Regrettably, these two recent developments are not serious enough to lead to the dismantling and degrading of ISIS.
As radical Islamist terror spreads in Iraq, Syria, Libya, Yemen, Somalia, Sudan, Nigeria and Afghanistan, the Muslim world is alarmed. Local criticism of the status quo is bound to gain steam.
In the past, criticism of Islam and Muslims usually came from the West; but now Muslims themselves are speculating about the causes underlying terrorism. Rulers and religious scholars are condemning terror in public. Parents are questioning the quality of religious education their children are receiving in schools, mosques and through the media.
The impact of sectarian politics on the spread of conflict is clear to all. Governments are regulating sermons and revising curricula. Writers are discussing human rights. Many politicians are calling for unity of Muslims across the Shi’a-Sunni divide.
This self-criticism within Islam is growing but the pace is regrettably too slow. As long as ISIS is viewed through a political lens — as a terrorist movement, an aberration, an extreme — people will continue to miss the causal connection between institutions of religious intolerance and oppressive authority in the family, the tribe, the school and above all in the state.
While ISIS is clearly not representative of mainstream Islam, this disturbing movement is a natural product of fanaticism in daily living, in laws and in politics. A nation which prescribes death for converts, atheists and apostates is likely to produce ISIS-type movements.
The worldview of ISIS and its style of combat are not a product of Islam (the faith) but of Muslims’ literal and non-contextual interpretation of Islam in many societies today. Christians had been there too in past eras. In medieval times religiously fanatic European societies gave rise to the Crusades.
The Crusaders gathered from different countries to “liberate” Christian holy sites from Muslim rule. They invaded Palestine, Syria and Lebanon and stayed as occupiers for more than 200 years, until they were defeated and driven out by local armies.
The second manifestation of the silver lining is an emerging international consensus on ISIS. On September 28, President Obama declared that “the United States is prepared to work with any nation, including Russia and Iran, to resolve the conflict” in Syria, indicating that ISIS is the primary enemy.
Former adversaries are now communicating directly and considering collaboration to, at least, avoid “stepping on each other” in the battlefield to defeat ISIS. Iran is invited to participate in international meetings on conflict resolutions. Turkey is willing to allow the United States to use a strategic base to launch air attacks against ISIS. Moscow and Iran’s view on Syria (working with Assad while dismantling ISIS) is beginning to make sense in some western European nations, but still not in Washington or Paris.
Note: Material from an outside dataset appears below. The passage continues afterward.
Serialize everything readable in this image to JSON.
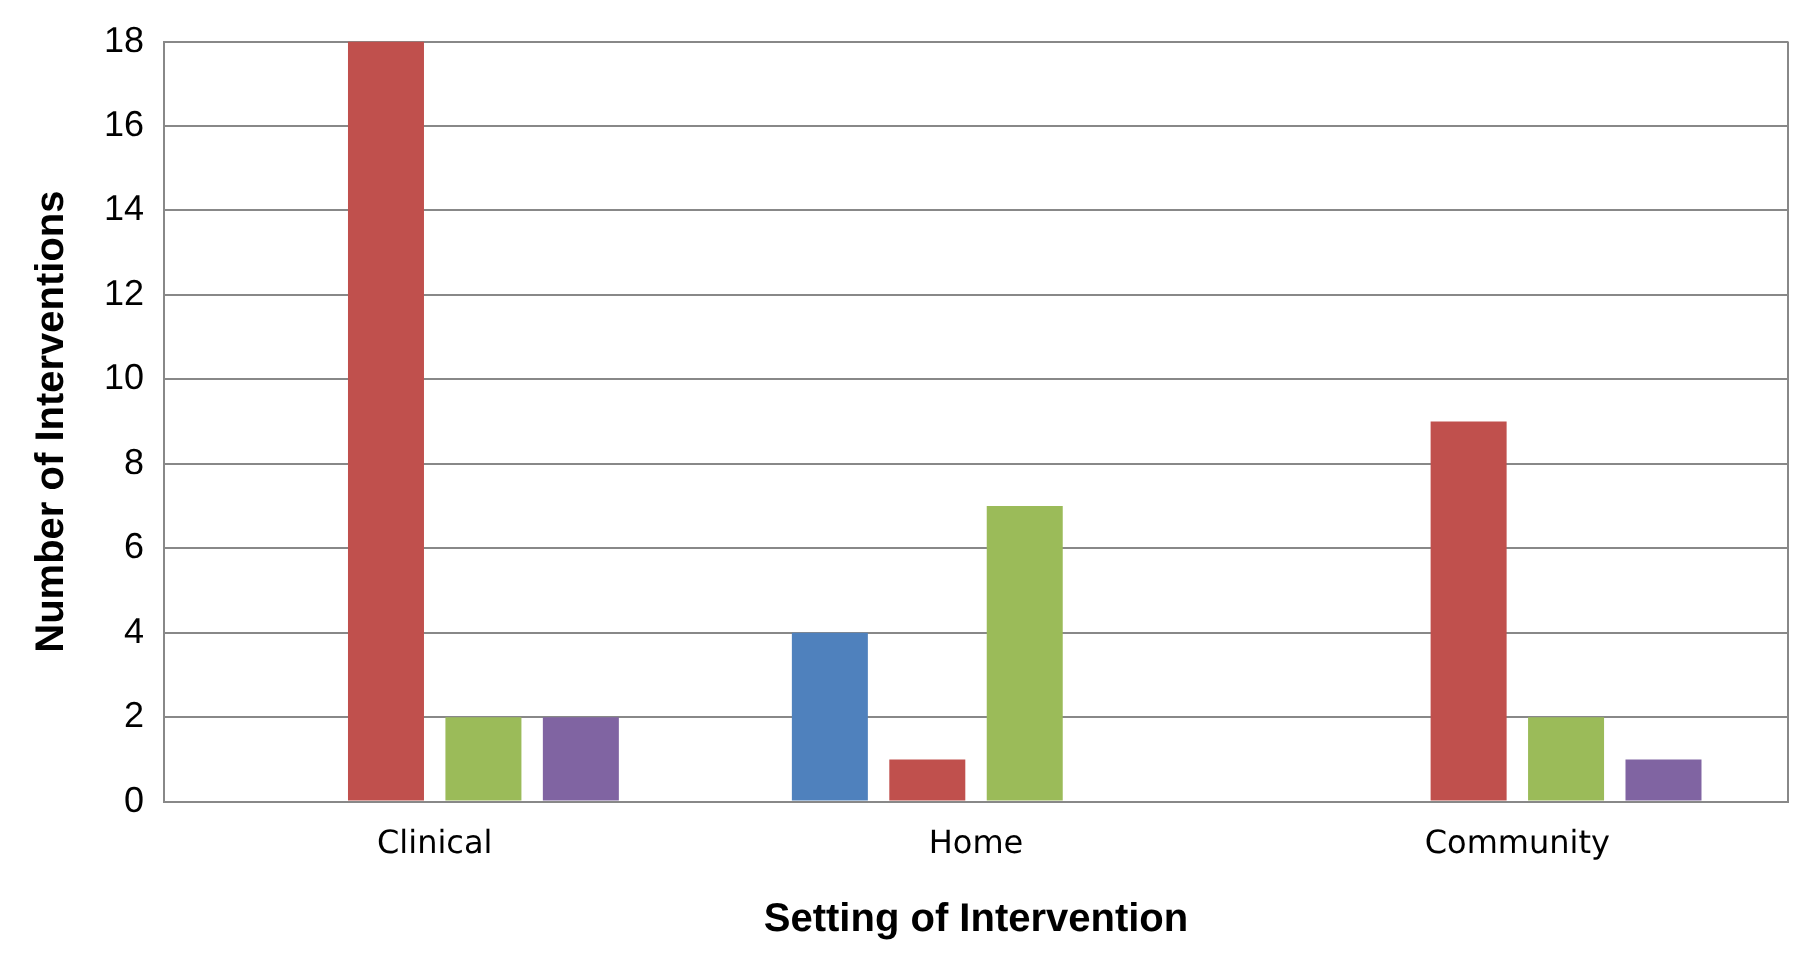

Global convergence is still limited. Sadly, Moscow and Washington are in a Cold War mode: Putin’s support of the brutal Syrian regime is as problematic as Obama’s support of Saudi Arabia, an aggressor in neglected Yemen.
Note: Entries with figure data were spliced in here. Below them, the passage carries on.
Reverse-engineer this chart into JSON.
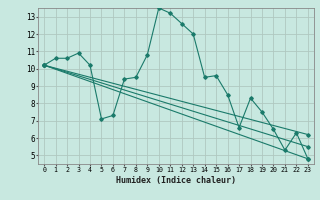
{
  "xlabel": "Humidex (Indice chaleur)",
  "background_color": "#c8e8e0",
  "grid_color": "#b0c8c0",
  "line_color": "#1a7a6a",
  "xlim": [
    -0.5,
    23.5
  ],
  "ylim": [
    4.5,
    13.5
  ],
  "xticks": [
    0,
    1,
    2,
    3,
    4,
    5,
    6,
    7,
    8,
    9,
    10,
    11,
    12,
    13,
    14,
    15,
    16,
    17,
    18,
    19,
    20,
    21,
    22,
    23
  ],
  "yticks": [
    5,
    6,
    7,
    8,
    9,
    10,
    11,
    12,
    13
  ],
  "lines": [
    {
      "x": [
        0,
        1,
        2,
        3,
        4,
        5,
        6,
        7,
        8,
        9,
        10,
        11,
        12,
        13,
        14,
        15,
        16,
        17,
        18,
        19,
        20,
        21,
        22,
        23
      ],
      "y": [
        10.2,
        10.6,
        10.6,
        10.9,
        10.2,
        7.1,
        7.3,
        9.4,
        9.5,
        10.8,
        13.5,
        13.2,
        12.6,
        12.0,
        9.5,
        9.6,
        8.5,
        6.6,
        8.3,
        7.5,
        6.5,
        5.3,
        6.3,
        4.8
      ]
    },
    {
      "x": [
        0,
        23
      ],
      "y": [
        10.2,
        4.8
      ]
    },
    {
      "x": [
        0,
        23
      ],
      "y": [
        10.2,
        5.5
      ]
    },
    {
      "x": [
        0,
        23
      ],
      "y": [
        10.2,
        6.2
      ]
    }
  ]
}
While convergence of international opinion on ISIS as a common threat is growing, there is still no plan for collective military action on the ground to defeat ISIS. As Saudi Arabia is preoccupied in a manifestly unwinnable war in Yemen, Turkey is distracted by an emerging Kurdish control region in north Syria and Egypt is struggling with severe local dissent at home, there are no local armies prepared to take the lead in the ground fight against ISIS.
Moreover, no Western state is willing to step into a new military quagmire; Iraq and Afghanistan provided a clear history lesson.
ISIS is an idea; it can only be defeated by a better one. ISIS is also a formidable regional political entity; it has to be dismantled locally. Only Muslim armies can collectively lead in the job of eliminating the idea and the structure.